Between two promotional sessions for his fourteenth show on the French tour, Life experience, Anne Roumanoff, 58, swallows grilled fish à la husar – “fat free”, she says. Just a salad for your bar and “no oil”, the ascetic specifies. The only culinary fantasy the comedian allows himself in front of a full hall at the Olympia in Paris: a few drops of balsamic vinegar.
He puts down the silverware and reopens the pages of his debut. It goes back to this period when “life experience”, exactly, missing; in his young years spent between Sciences Po and theater schools, semesters of juggling between academic froth and dramatic art, with a common thread to find a way through the shower of disappointment: determination.
where did you grow up
At 17E a Parisian district, a rich district in which my family was atypical, far from the standards of the surrounding bourgeoisie. My mother is of Moroccan descent; my father is the son of Russian emigrants who settled in France, he was brought up in a certain precarious situation with the idea that he had to earn and earn. So he went to HEC and created a thriving import and export business with Asia. His success brought us material comfort. However, I grew up with the idea that I did not belong to a particular class, but that nothing was impossible.
What are your memories of the first stage?
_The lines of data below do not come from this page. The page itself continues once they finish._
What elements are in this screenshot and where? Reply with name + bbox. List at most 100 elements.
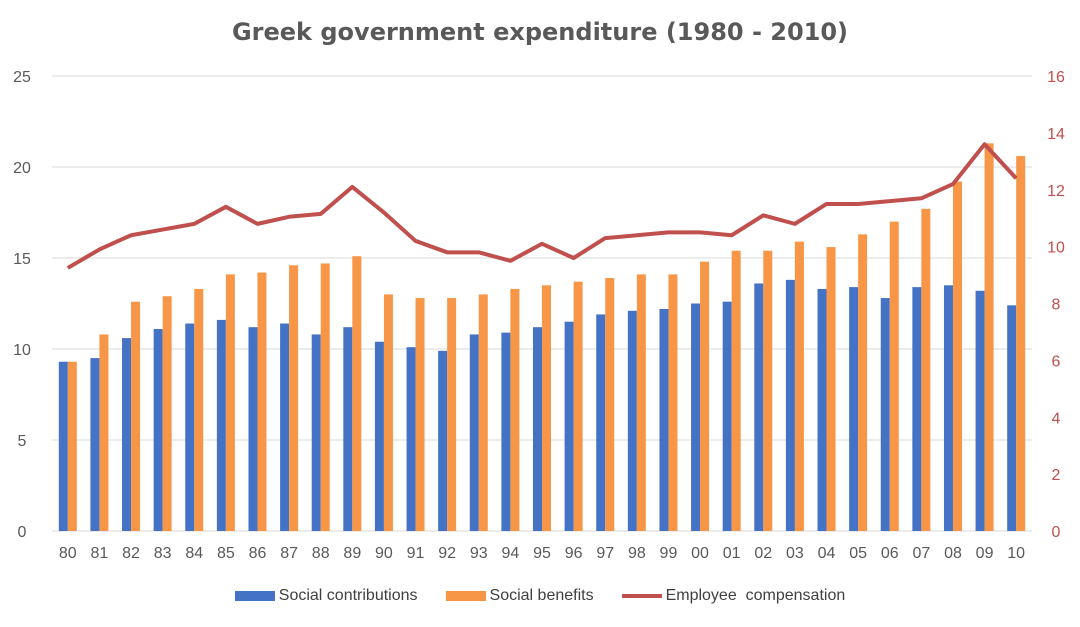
bar-social-benefits — [510, 288, 520, 531]
legend-label: Employee compensation — [665, 587, 846, 604]
bar-social-benefits — [984, 143, 994, 531]
line-employee-compensation — [66, 142, 1018, 270]
bar-social-benefits — [636, 274, 646, 531]
y-left-tick-label: 15 — [13, 251, 31, 268]
bar-social-contributions — [817, 288, 827, 531]
bar-social-benefits — [320, 263, 330, 531]
bar-social-benefits — [826, 247, 836, 531]
x-tick-label: 93 — [470, 545, 488, 562]
y-left-tick-label: 0 — [18, 524, 27, 541]
bar-social-contributions — [280, 323, 290, 531]
bar-social-contributions — [469, 334, 479, 531]
x-tick-label: 91 — [407, 545, 425, 562]
bar-social-contributions — [406, 347, 416, 531]
bar-social-benefits — [447, 298, 457, 531]
bar-social-contributions — [754, 283, 764, 531]
x-tick-label: 86 — [249, 545, 267, 562]
legend: Social contributions Social benefits Emp… — [0, 587, 1080, 605]
legend-swatch — [621, 594, 662, 598]
bar-social-benefits — [194, 288, 204, 531]
bar-social-benefits — [257, 272, 267, 531]
bar-social-contributions — [1007, 305, 1017, 531]
x-tick-label: 99 — [660, 545, 678, 562]
bar-social-benefits — [383, 294, 393, 531]
legend-swatch — [234, 591, 275, 601]
x-tick-label: 81 — [91, 545, 109, 562]
bar-social-contributions — [343, 327, 353, 531]
bar-social-benefits — [763, 250, 773, 531]
bar-social-contributions — [501, 332, 511, 531]
x-tick-label: 06 — [881, 545, 899, 562]
x-tick-label: 90 — [375, 545, 393, 562]
x-tick-label: 82 — [122, 545, 140, 562]
bar-social-benefits — [478, 294, 488, 531]
bar-social-benefits — [573, 281, 583, 531]
bar-social-benefits — [605, 278, 615, 531]
bar-social-benefits — [99, 334, 109, 531]
y-right-tick-label: 8 — [1052, 297, 1061, 314]
bar-social-benefits — [668, 274, 678, 531]
y-right-tick-label: 0 — [1052, 524, 1061, 541]
bar-social-benefits — [889, 221, 899, 531]
bar-social-benefits — [1016, 156, 1026, 531]
x-tick-label: 04 — [818, 545, 836, 562]
bar-social-contributions — [975, 290, 985, 531]
bar-social-contributions — [122, 338, 132, 531]
x-tick-label: 89 — [343, 545, 361, 562]
bar-social-contributions — [185, 323, 195, 531]
y-left-tick-label: 20 — [13, 160, 31, 177]
bar-social-contributions — [58, 361, 68, 531]
legend-item-employee-compensation: Employee compensation — [621, 587, 846, 605]
bar-social-benefits — [415, 298, 425, 531]
x-tick-label: 94 — [501, 545, 519, 562]
bar-social-benefits — [131, 301, 141, 531]
y-left-tick-label: 5 — [18, 433, 27, 450]
x-tick-label: 03 — [786, 545, 804, 562]
x-tick-label: 83 — [154, 545, 172, 562]
x-tick-label: 08 — [944, 545, 962, 562]
bar-social-contributions — [533, 327, 542, 531]
bar-social-benefits — [858, 234, 868, 531]
bar-social-contributions — [785, 279, 795, 531]
bar-social-contributions — [248, 327, 258, 531]
legend-label: Social contributions — [278, 587, 418, 604]
x-tick-label: 07 — [912, 545, 930, 562]
bar-social-benefits — [731, 250, 741, 531]
x-tick-label: 02 — [754, 545, 772, 562]
x-tick-label: 87 — [280, 545, 298, 562]
bar-social-contributions — [691, 303, 701, 531]
bar-social-benefits — [921, 208, 931, 532]
y-right-tick-label: 2 — [1052, 467, 1061, 484]
bar-social-contributions — [912, 287, 922, 531]
bar-social-contributions — [849, 287, 859, 531]
bar-social-benefits — [542, 285, 551, 531]
legend-item-social-contributions: Social contributions — [234, 587, 418, 605]
x-tick-label: 00 — [691, 545, 709, 562]
bar-social-contributions — [374, 341, 384, 531]
bar-social-contributions — [153, 328, 163, 531]
bar-social-benefits — [67, 361, 77, 531]
y-right-tick-label: 14 — [1047, 126, 1065, 143]
bar-social-benefits — [162, 296, 172, 531]
bar-social-contributions — [90, 358, 100, 531]
bar-social-contributions — [596, 314, 606, 531]
x-tick-label: 84 — [185, 545, 203, 562]
bar-social-contributions — [880, 298, 890, 531]
y-right-tick-label: 16 — [1047, 69, 1065, 86]
x-tick-label: 01 — [723, 545, 741, 562]
bar-social-contributions — [722, 301, 732, 531]
bar-social-contributions — [627, 310, 637, 531]
bar-social-contributions — [438, 350, 448, 531]
x-tick-label: 10 — [1007, 545, 1025, 562]
bar-social-benefits — [794, 241, 804, 531]
legend-label: Social benefits — [489, 587, 594, 604]
x-tick-label: 92 — [438, 545, 456, 562]
x-tick-label: 09 — [976, 545, 994, 562]
bar-social-contributions — [659, 308, 669, 531]
y-right-tick-label: 12 — [1047, 183, 1065, 200]
x-tick-label: 05 — [849, 545, 867, 562]
y-right-tick-label: 4 — [1052, 410, 1061, 427]
chart-title: Greek government expenditure (1980 - 201… — [231, 18, 849, 46]
x-tick-label: 80 — [59, 545, 77, 562]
They go back to childhood. At my elementary school in Paris, students could choose an extracurricular activity. I am 8 years old and I am taking theatrical expression classes. It was a strange time, after May 68, the girl who was looking after us was a bit… psychedelic. I still remember the horrified faces of all the parents at the end-of-year performance when they discovered their children in make-up, their heads covered in a barrel of detergent, banging on plastic boxes, boom, boom, boom… It was a bit crazy and not really theater in the traditional sense .
A little later I decided to be an actress. I am 12 years old, it is the summer of 1978. During a family dinner (television director) Arnaud Desjardins (1925–2011)a friend of my parents, entertains the table by doing impersonations of Louis Jouvet and Michel Simon (two figures of French theater and film from the first half of the 20th centuryE century). I’m going to come forward and proclaim out loud that I can sketch too! And I am reproducing a number by Sylvie Jola (actress and comedian, died 2015) which I had heard on the radio earlier that day. People laugh.